Ottoman Troops - Recruitment
The men for the regular army were, by the decree of 1869, recruited from the Mussulman population by conscription. Their first drawing commences when they are twenty years of age ; if they draw a blank they again come up the following year, and so on until twenty-six years of age, at which time, if they have drawn six blanks, they pass at once into the reserve. This plan has great inconveniences, as it obliges men to travel sometimes long distances every year for their "drawing," and keeps them in an unsettled state as to their future. Moreover, it passes men into the reserve who have not had a military training.
The Mussulman population, from which the recruits for the army were drawn, may be put at about 16,000,000, and since 35,000 conscripts are supposed to be drawn every year, it would give about 1 in 450 of the Mussulman population as drawn for the army annually. But as the recruiting for each corps is confined to the military districts, some of which are populated by a large majority of Christians, the drain on the Mussulman population in many cases becomes very severe. Considering the extent of the Turkish Empire, the source of supply for men is evidently extremely small, and unless use is made of the Christian population, it would be next to impossible for Turkey to compete against a first-rate European power in a lengthened campaign.

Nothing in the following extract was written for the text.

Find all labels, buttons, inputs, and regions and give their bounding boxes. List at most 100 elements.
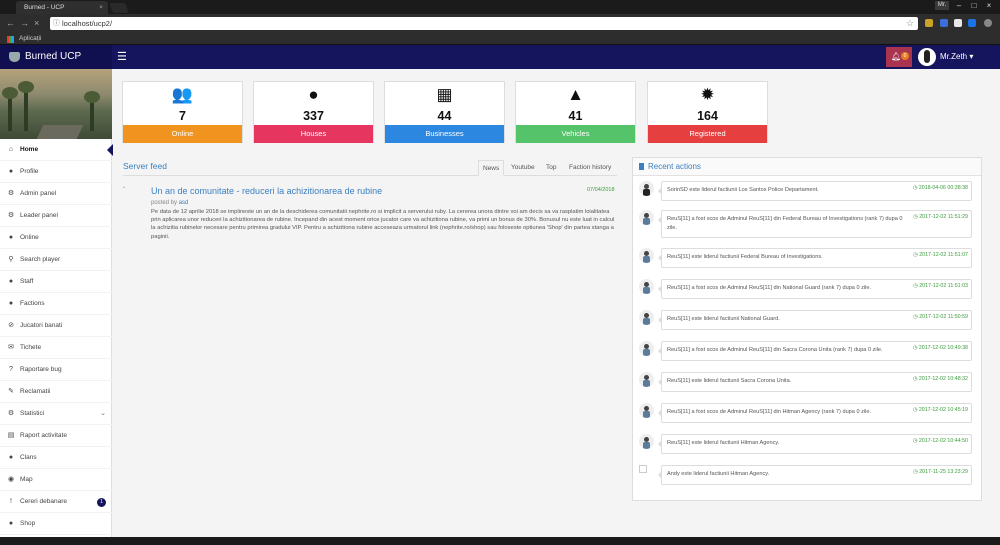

In Turkey the system of raising men was simple in the extreme. The authorities look out for a few villages where young and able men are to be found. These villages are surrounded in the night by troops, and a raid made at daylight next morning upon all the houses; much in the same manner that a nest of hornets, or the favorite haunt of some well-known wild beast, would he attacked. The women, children, and old men are allowed to go free; but the young and able-bodied men are retained, made prisoners of, and marched away to serve for five years in some faroff army corps, never in that which is stationed round their own homes. The whole process is so simple, and reminds one so strongly of what used to take place in England when men were wanted for the Royal Navy, that with a change of names and circumstances one might almost be reading a bygone, but not very old, history of the days when the press-gang and its merry men did their work so effectually. Whether any other people in the world - except, perhaps, in parts of Russia - would submit to be thus kidnapped, sent away from home, and made to soldier for five years in parts of the country which are as distant from their homes as Naples is from the North of Scotland, must be more or less a matter of conjecture.
The probabilities were that if a soldier died, or was killed, far away from home, his friends and relations would never hear a word more on the subject, one way or another. The records in the Turkish War-office were kept a good deal by the rule of thumb. Moreover, if a man was alive, he was pretty sure to turn up again, at some time or other; if he was dead, he would never trouble anyone again; and so what was the use of bothering at all about the matter? Fatalism, if carried out to its full extent, in practice as in theory, must save a vast deal of worry, no end of returns, a host of clerks, and a large number of staff officers.
The exemptions are, members of the legal profession and priests, and the only sons of families. Exemption, and also discharge, can be purchased, according to present arrangements, for from £40 to £50 Turkish, equal to about £36 to £45 sterling. The price before 1869 was £73 sterling; and the Government received rather a startling example of the dislike to military service, when the reduction in the price of discharge was made. In the 3rd Army Corps no less than 4,000 men applied for their discharge in 1869, while the average number in previous years before the reduction of cost of discharge was only 400!
The production of such a large sum of money represented by the discharge of 4,000 men, £200,000 in one district, was so unexpected that inquiries were set on foot to discover how the money had been produced, and it was found that it had been obtained by the sale of landed property, in most cases to Christians. Much bribery is practiced in the purchase of exemptions. One of the officers sent to the Monastir district was discovered to have pocketed as much as £6,000 for letting off 1,600 recruits.
By law, the annual contingent of recruits was fixed at 37,500, but the real number does not exceed 25,000 men. Kecruiting is divided into districts corresponding with the head-quarters of the corps d'armee. In each district the levy of recruits is made by a commission nominated by the general of the corps d'armee, and composed of one superior officer, one doctor, one mollah, one secretary, and the members of the Medjlis or civil court.
Officers did not all pass through that course. Some are raised from the ranks, and others appointed by favor, and so little pains is taken to teach them their duties after they enter the service, that those from the military colleges forget what they have learned, and the knowledge of the others is infinitesimal.
The Brigade of Cossacks was the only corps in which Christians were admitted into the rank and file. It is recruited from volunteers. At first the Christians predominated, but now the reverse is the case.